Francesco Bonacci, an engineer and founder of Cua AI, captured the feeling in a widely shared post, writing: "I end each day exhausted — not from the work itself, but from the managing of the work. Six worktrees open, four half-written features, two 'quick fixes' that spawned rabbit holes, and a growing sense that I'm losing the plot entirely."

Who's Most at Risk

Fourteen percent of workers in the study reported experiencing AI brain fry. Marketing professionals had the highest rate at 26%, followed by human resources at 19.3%, operations at 17.9%, and engineering at 17.8%. Legal professionals had the lowest rate, at just 5.6%.

Workers who reported high levels of AI oversight expended 14% more mental effort and experienced 12% more mental fatigue than those with lower oversight demands. The study also found that using more than three AI tools at the same time actually caused productivity to drop — even though adding a second or third tool initially boosted output.

Real Costs for Businesses

The mental strain doesn't just affect workers — it hits employers' bottom lines, too. According to Axios, the researchers describe the costs as "significant." Workers experiencing AI brain fry reported 33% more decision fatigue than those who did not. They also made 11% more minor errors and 39% more major errors on average.

Perhaps most alarming for employers: workers with AI brain fry were 39% more likely to say they intended to quit their jobs.

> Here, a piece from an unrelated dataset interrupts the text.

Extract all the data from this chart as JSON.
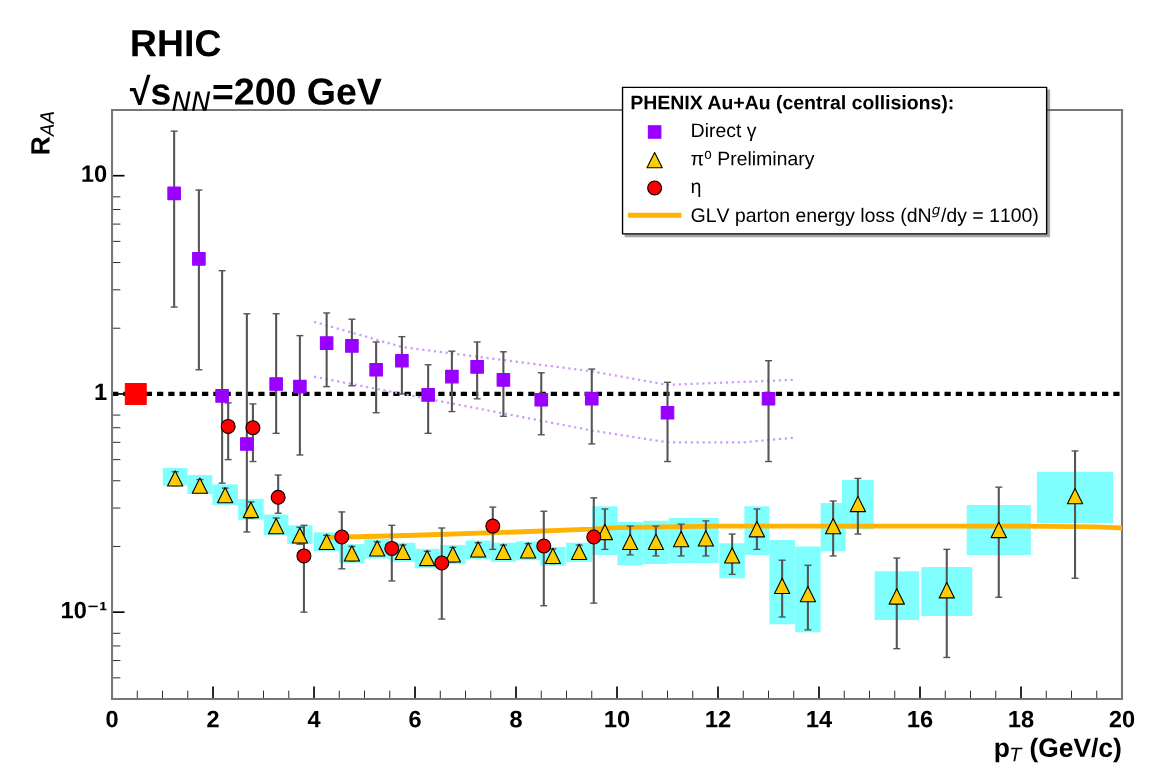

A finance director quoted in the study described the experience this way: "I had been back and forth with AI, reframing ideas, synthesizing data, forming and organizing the flow of pillars and work…I couldn't even comprehend if what I had created even made sense…just couldn't do anything else and had to revisit the next day when I could think."

AI Brain Fry vs. Burnout

The researchers are careful to distinguish AI brain fry from traditional workplace burnout. As India Today reports, burnout is typically driven by emotional exhaustion and negative feelings about work, while AI brain fry stems from the cognitive load of monitoring and managing multiple AI systems simultaneously. That distinction matters because AI brain fry may go undetected in standard workplace burnout surveys.

Interestingly, the study found that AI can also reduce burnout — but only when used the right way. When workers used AI to eliminate repetitive or unenjoyable tasks, their burnout scores were 15% lower than those who didn't use AI that way. Those workers also reported better engagement, more motivation, and stronger social connections with colleagues.

The Role of Managers

How managers handle AI in the workplace makes a measurable difference. Workers whose managers took time to answer their AI-related questions reported 15% lower mental fatigue scores. By contrast, when managers left employees to figure out AI tools on their own, mental fatigue scores were 5% higher.

When teams felt pressure to use AI and lacked organized guidance, mental fatigue climbed. But when teams embedded AI into their workflows together — as a shared resource rather than an individual performance metric — cognitive strain dropped.

The researchers also noted that companies sending mixed messages about AI's impact on workloads were contributing to the problem. Employees who believed their organization valued work-life balance reported 28% lower mental fatigue scores than those who didn't.

The authors urge organizations to set clear limits on how many AI agents one worker can reasonably oversee, invest in upskilling employees to handle complex AI workflows, and resist the urge to pile on more work just because AI makes some tasks faster. "Just because a worker can keep iterating with AI," they write, "does not mean they should."